Because he was so clear-headed concerning the interrelationships of the micro and macro aspects of economies, he was never seduced by the worst heresy of modern economics, using the representative agent to analyse systemic problems. But it was by personal contact in discussion, criticism and enthusiastic support that he had his greatest influence, for he was an old-fashioned teacher par excellence. Through students and colleagues the essential soundness of Keynes's message was imparted, quietly and unobtrusively but with conviction and persuasion, not least by Lorie Tarshis. His ire and scorn were reserved for the stupid, the insensitive and the inhumane who, failing to see the soundness of the approach, unwittingly pushed capitalism towards the abyss from which Keynes had tried to rescue it well over 50 years ago. The acid test for Tarshis was whether you thought causality ran from employment to the real wage. If you did, you shared his 'vision' and enjoyed the privilege of his friendship and companionship.

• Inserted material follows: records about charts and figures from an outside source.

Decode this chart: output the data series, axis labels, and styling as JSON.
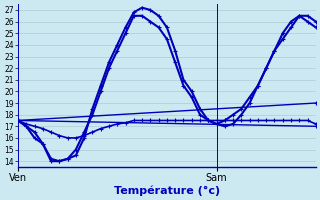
{
  "title": "Température (°c)",
  "bg_color": "#cce8f0",
  "grid_color": "#aaccdd",
  "line_color": "#0000bb",
  "yticks": [
    14,
    15,
    16,
    17,
    18,
    19,
    20,
    21,
    22,
    23,
    24,
    25,
    26,
    27
  ],
  "ylim": [
    13.5,
    27.5
  ],
  "xlim": [
    0,
    36
  ],
  "xtick_labels": [
    "Ven",
    "Sam"
  ],
  "xtick_positions": [
    0,
    24
  ],
  "series": [
    {
      "x": [
        0,
        1,
        2,
        3,
        4,
        5,
        6,
        7,
        8,
        9,
        10,
        11,
        12,
        13,
        14,
        15,
        16,
        17,
        18,
        19,
        20,
        21,
        22,
        23,
        24,
        25,
        26,
        27,
        28,
        29,
        30,
        31,
        32,
        33,
        34,
        35,
        36
      ],
      "y": [
        17.5,
        17.0,
        16.5,
        15.5,
        14.2,
        14.0,
        14.2,
        14.5,
        16.0,
        18.5,
        20.5,
        22.5,
        24.0,
        25.5,
        26.8,
        27.2,
        27.0,
        26.5,
        25.5,
        23.5,
        21.0,
        20.0,
        18.5,
        17.5,
        17.2,
        17.5,
        18.0,
        18.5,
        19.5,
        20.5,
        22.0,
        23.5,
        24.5,
        25.5,
        26.5,
        26.0,
        25.5
      ],
      "lw": 1.5,
      "ls": "-"
    },
    {
      "x": [
        0,
        1,
        2,
        3,
        4,
        5,
        6,
        7,
        8,
        9,
        10,
        11,
        12,
        13,
        14,
        15,
        16,
        17,
        18,
        19,
        20,
        21,
        22,
        23,
        24,
        25,
        26,
        27,
        28,
        29,
        30,
        31,
        32,
        33,
        34,
        35,
        36
      ],
      "y": [
        17.5,
        17.0,
        16.0,
        15.5,
        14.0,
        14.0,
        14.2,
        15.0,
        16.5,
        18.0,
        20.0,
        22.0,
        23.5,
        25.0,
        26.5,
        26.5,
        26.0,
        25.5,
        24.5,
        22.5,
        20.5,
        19.5,
        18.0,
        17.5,
        17.2,
        17.0,
        17.2,
        18.0,
        19.0,
        20.5,
        22.0,
        23.5,
        25.0,
        26.0,
        26.5,
        26.5,
        26.0
      ],
      "lw": 1.5,
      "ls": "-"
    },
    {
      "x": [
        0,
        1,
        2,
        3,
        4,
        5,
        6,
        7,
        8,
        9,
        10,
        11,
        12,
        13,
        14,
        15,
        16,
        17,
        18,
        19,
        20,
        21,
        22,
        23,
        24,
        25,
        26,
        27,
        28,
        29,
        30,
        31,
        32,
        33,
        34,
        35,
        36
      ],
      "y": [
        17.5,
        17.2,
        17.0,
        16.8,
        16.5,
        16.2,
        16.0,
        16.0,
        16.2,
        16.5,
        16.8,
        17.0,
        17.2,
        17.3,
        17.5,
        17.5,
        17.5,
        17.5,
        17.5,
        17.5,
        17.5,
        17.5,
        17.5,
        17.5,
        17.5,
        17.5,
        17.5,
        17.5,
        17.5,
        17.5,
        17.5,
        17.5,
        17.5,
        17.5,
        17.5,
        17.5,
        17.2
      ],
      "lw": 1.2,
      "ls": "-"
    },
    {
      "x": [
        0,
        36
      ],
      "y": [
        17.5,
        19.0
      ],
      "lw": 1.0,
      "ls": "-"
    },
    {
      "x": [
        0,
        36
      ],
      "y": [
        17.5,
        17.0
      ],
      "lw": 1.0,
      "ls": "-"
    }
  ]
}
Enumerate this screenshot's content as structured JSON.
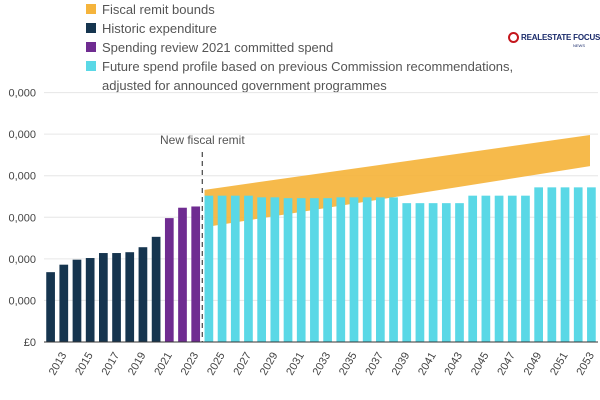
{
  "watermark": {
    "text": "REALESTATE FOCUS",
    "sub": "NEWS"
  },
  "legend": [
    {
      "label": "Fiscal remit bounds",
      "color": "#f5b43c"
    },
    {
      "label": "Historic expenditure",
      "color": "#16354f"
    },
    {
      "label": "Spending review 2021 committed spend",
      "color": "#6f2c91"
    },
    {
      "label": "Future spend profile based on previous Commission recommendations,\nadjusted for announced government programmes",
      "color": "#5ad8e6"
    }
  ],
  "annotation": {
    "text": "New fiscal remit"
  },
  "chart_data": {
    "type": "bar",
    "ylim": [
      0,
      70000
    ],
    "yticks": [
      {
        "value": 0,
        "label": "£0"
      },
      {
        "value": 10000,
        "label": "0,000"
      },
      {
        "value": 20000,
        "label": "0,000"
      },
      {
        "value": 30000,
        "label": "0,000"
      },
      {
        "value": 40000,
        "label": "0,000"
      },
      {
        "value": 50000,
        "label": "0,000"
      },
      {
        "value": 60000,
        "label": "0,000"
      }
    ],
    "categories": [
      2013,
      2014,
      2015,
      2016,
      2017,
      2018,
      2019,
      2020,
      2021,
      2022,
      2023,
      2024,
      2025,
      2026,
      2027,
      2028,
      2029,
      2030,
      2031,
      2032,
      2033,
      2034,
      2035,
      2036,
      2037,
      2038,
      2039,
      2040,
      2041,
      2042,
      2043,
      2044,
      2045,
      2046,
      2047,
      2048,
      2049,
      2050,
      2051,
      2052,
      2053,
      2054
    ],
    "xtick_labels": [
      "2013",
      "2015",
      "2017",
      "2019",
      "2021",
      "2023",
      "2025",
      "2027",
      "2029",
      "2031",
      "2033",
      "2035",
      "2037",
      "2039",
      "2041",
      "2043",
      "2045",
      "2047",
      "2049",
      "2051",
      "2053"
    ],
    "series": [
      {
        "name": "Historic expenditure",
        "color": "#16354f",
        "values": [
          16800,
          18600,
          19800,
          20200,
          21400,
          21400,
          21600,
          22800,
          25300,
          null,
          null,
          null,
          null,
          null,
          null,
          null,
          null,
          null,
          null,
          null,
          null,
          null,
          null,
          null,
          null,
          null,
          null,
          null,
          null,
          null,
          null,
          null,
          null,
          null,
          null,
          null,
          null,
          null,
          null,
          null,
          null,
          null
        ]
      },
      {
        "name": "Spending review 2021 committed spend",
        "color": "#6f2c91",
        "values": [
          null,
          null,
          null,
          null,
          null,
          null,
          null,
          null,
          null,
          29800,
          32300,
          32600,
          null,
          null,
          null,
          null,
          null,
          null,
          null,
          null,
          null,
          null,
          null,
          null,
          null,
          null,
          null,
          null,
          null,
          null,
          null,
          null,
          null,
          null,
          null,
          null,
          null,
          null,
          null,
          null,
          null,
          null
        ]
      },
      {
        "name": "Future spend profile based on previous Commission recommendations, adjusted for announced government programmes",
        "color": "#5ad8e6",
        "values": [
          null,
          null,
          null,
          null,
          null,
          null,
          null,
          null,
          null,
          null,
          null,
          null,
          35200,
          35200,
          35200,
          35200,
          34800,
          34800,
          34600,
          34600,
          34600,
          34600,
          34800,
          34800,
          34800,
          34800,
          34800,
          33400,
          33400,
          33400,
          33400,
          33400,
          35200,
          35200,
          35200,
          35200,
          35200,
          37200,
          37200,
          37200,
          37200,
          37200
        ]
      }
    ],
    "bounds": {
      "name": "Fiscal remit bounds",
      "color": "#f5b43c",
      "x_start": 2025,
      "x_end": 2054,
      "upper_start": 36600,
      "upper_end": 49800,
      "lower_start": 27600,
      "lower_end": 42300
    },
    "remit_line_x": 2024.5,
    "annotation": "New fiscal remit"
  }
}
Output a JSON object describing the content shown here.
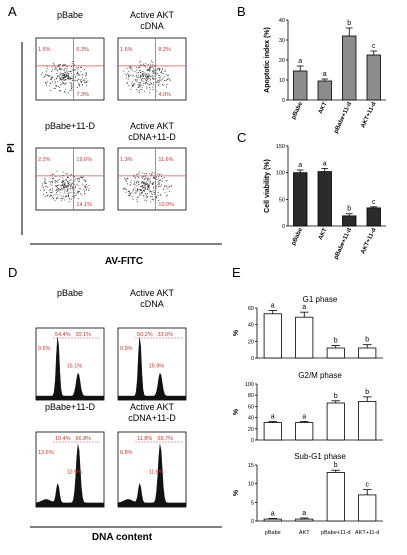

Two things remain to be stressed. First, his love of sport - he remained an excellent squash player well into his seventies. Secondly, and most importantly, his rich family life with Inga and their daughter, Tanya. Inga and Lorie were also on excellent terms with the three children from his first marriage to Elizabeth Kent.

Tarshis came from the Toronto Jewish community though neither side of his family, nor Lorie himself, lived completely or even predominantly within it. His father, Dr Singer, a GP who was also City Coroner, died when Lorie was very young. Lorie took the surname of his stepfather, a Toronto businessman, of whom he was very fond. Tarshis had relatives who supported and appreciated the arts, and his own strong love and extensive knowledge of painting, sculpture, books (Blake was his passion), music and live theatre came naturally from this background.

Inga, herself deeply cultured with a background embedded in knowledge and appreciation of the arts (she is a singer and her father was an antiquarian bookseller in Rome), was the ideal companion for the rich and satisfying private life of culture which unobtrusively characterised the Tarshises. But, most of all, their many friends, young and old, cherish having been themselves included within the great warmth, concern and love which Inga and Lorie had for each other.